As Lt. Gov. David Dewhurst and House Speaker Tom Craddick make their appointments to joint interim committees, Democrats are finding themselves with few or no members on these vital policy-building bodies.

On Jan. 23, Dewhurst announced his appointments to the Select Committee on Public School Accountability, a new 15-member task force comprised of legislators and stakeholders established last session: Sen. Florence Shapiro, R-Plano (as chair of the Senate Educa­tion Committee, she was on automatically), and Sen. Tommy Williams, R-The Woodlands. They join Rep. Rob Eissler, R-The Woodlands, in his role as chair of the House Committee on Public Education, and Crad­dick's appointee, freshman Rep. Diane Patrick, R-Arlington. The speaker's press secretary, Alexis DeLee, said all appointees are well-qualified, and there is diversity in the citizen appointments, but minority House caucus leader Jim Dunnam of Waco is not surprised the speaker excluded legislative Democrats. "It's what we've come to expect from Craddick on these appointments.

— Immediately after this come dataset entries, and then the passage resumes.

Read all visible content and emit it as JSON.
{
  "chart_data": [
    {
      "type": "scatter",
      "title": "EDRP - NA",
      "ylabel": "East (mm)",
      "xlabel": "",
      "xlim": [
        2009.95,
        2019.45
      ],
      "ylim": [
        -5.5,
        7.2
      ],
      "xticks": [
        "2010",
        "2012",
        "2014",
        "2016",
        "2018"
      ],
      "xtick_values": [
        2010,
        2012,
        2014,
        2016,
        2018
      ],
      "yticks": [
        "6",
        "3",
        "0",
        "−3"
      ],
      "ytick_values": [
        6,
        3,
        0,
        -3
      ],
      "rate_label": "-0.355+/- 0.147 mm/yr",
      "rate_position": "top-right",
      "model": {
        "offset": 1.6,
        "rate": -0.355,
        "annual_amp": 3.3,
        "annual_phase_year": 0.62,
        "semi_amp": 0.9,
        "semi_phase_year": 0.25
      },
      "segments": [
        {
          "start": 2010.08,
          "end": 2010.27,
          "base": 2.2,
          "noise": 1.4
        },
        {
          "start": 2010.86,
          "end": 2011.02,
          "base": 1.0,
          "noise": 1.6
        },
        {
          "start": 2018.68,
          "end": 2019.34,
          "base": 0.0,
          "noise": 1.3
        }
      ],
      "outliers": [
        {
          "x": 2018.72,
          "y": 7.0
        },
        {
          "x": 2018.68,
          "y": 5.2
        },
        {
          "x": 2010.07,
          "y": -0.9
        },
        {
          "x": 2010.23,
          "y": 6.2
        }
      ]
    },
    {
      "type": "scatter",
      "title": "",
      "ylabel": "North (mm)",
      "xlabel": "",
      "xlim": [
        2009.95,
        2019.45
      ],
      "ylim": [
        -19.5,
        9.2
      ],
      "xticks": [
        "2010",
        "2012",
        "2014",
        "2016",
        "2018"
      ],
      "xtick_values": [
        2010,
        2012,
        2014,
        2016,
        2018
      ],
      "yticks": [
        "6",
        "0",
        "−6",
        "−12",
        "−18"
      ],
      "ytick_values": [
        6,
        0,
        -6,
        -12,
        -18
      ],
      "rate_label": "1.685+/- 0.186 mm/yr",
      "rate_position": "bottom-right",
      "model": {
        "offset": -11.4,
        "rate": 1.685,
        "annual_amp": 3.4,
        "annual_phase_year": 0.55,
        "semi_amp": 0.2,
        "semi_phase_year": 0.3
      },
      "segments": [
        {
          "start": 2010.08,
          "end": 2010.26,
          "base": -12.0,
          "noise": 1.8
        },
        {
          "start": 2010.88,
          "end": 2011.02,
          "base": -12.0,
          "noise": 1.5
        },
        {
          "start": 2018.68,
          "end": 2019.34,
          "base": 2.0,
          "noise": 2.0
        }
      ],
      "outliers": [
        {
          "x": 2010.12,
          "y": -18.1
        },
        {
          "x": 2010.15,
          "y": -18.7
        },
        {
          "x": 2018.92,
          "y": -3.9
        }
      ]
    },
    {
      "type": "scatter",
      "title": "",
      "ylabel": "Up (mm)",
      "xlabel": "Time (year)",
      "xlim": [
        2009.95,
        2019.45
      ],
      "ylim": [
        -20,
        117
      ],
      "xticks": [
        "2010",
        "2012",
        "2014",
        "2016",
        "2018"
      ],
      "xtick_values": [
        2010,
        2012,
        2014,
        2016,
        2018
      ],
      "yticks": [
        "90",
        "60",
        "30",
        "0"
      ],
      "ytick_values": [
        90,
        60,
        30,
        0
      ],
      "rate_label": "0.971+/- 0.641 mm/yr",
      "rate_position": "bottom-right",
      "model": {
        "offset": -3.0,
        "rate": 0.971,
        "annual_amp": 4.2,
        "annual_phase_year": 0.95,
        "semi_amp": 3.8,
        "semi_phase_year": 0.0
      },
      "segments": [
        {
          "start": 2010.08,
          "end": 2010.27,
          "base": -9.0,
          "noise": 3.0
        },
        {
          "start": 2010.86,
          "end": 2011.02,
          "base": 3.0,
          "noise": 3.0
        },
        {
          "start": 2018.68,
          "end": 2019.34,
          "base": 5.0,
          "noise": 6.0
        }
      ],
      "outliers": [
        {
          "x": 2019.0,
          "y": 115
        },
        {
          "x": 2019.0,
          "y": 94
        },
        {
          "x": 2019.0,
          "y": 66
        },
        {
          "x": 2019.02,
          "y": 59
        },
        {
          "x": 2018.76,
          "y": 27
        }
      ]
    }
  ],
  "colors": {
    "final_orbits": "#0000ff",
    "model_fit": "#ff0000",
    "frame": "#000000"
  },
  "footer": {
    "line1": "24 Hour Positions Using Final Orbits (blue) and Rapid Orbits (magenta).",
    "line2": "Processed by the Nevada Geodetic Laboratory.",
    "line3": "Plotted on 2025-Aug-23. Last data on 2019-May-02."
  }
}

No one with an alternative viewpoint gets on the conference committees," Dunnam said. He expressed particular disappointment that Rep. Scott Hochberg, D-Houston, had been passed over, in spite of his long record on public education and school accountability.

This comes after Dewhurst replaced two outgoing Dems on the Sunset Advisory CommissionEliot Shapleigh of El Paso and John Whitmire of Houston – with a Democrat (Juan Hinojosa of McAllen) and a Republican (Glenn Hegar from Katy). While voicing her respect for the appointees to both committees, Senate Democratic caucus leader Leticia Van de Putte of San Antonio said she is "personally disappointed" about the new balance. Pointing to the Senate's long history of bipartisanship and consensus politics, Van de Putte said the lack of Democrats or Republicans from major city center, rural, border, or Central Texas districts on the accountability committee could lead to important voices being left unheard. Her staff will monitor the committee, but, she said, "There's a big difference between monitoring and having a seat at the table." She noted that getting consensus on the floor next session could be difficult, as Democrats will have a reduced role in forming whatever policy comes out of committee. "You can have us inside the tent or outside," Van de Putte said, "and you need consensus. You want buy-in."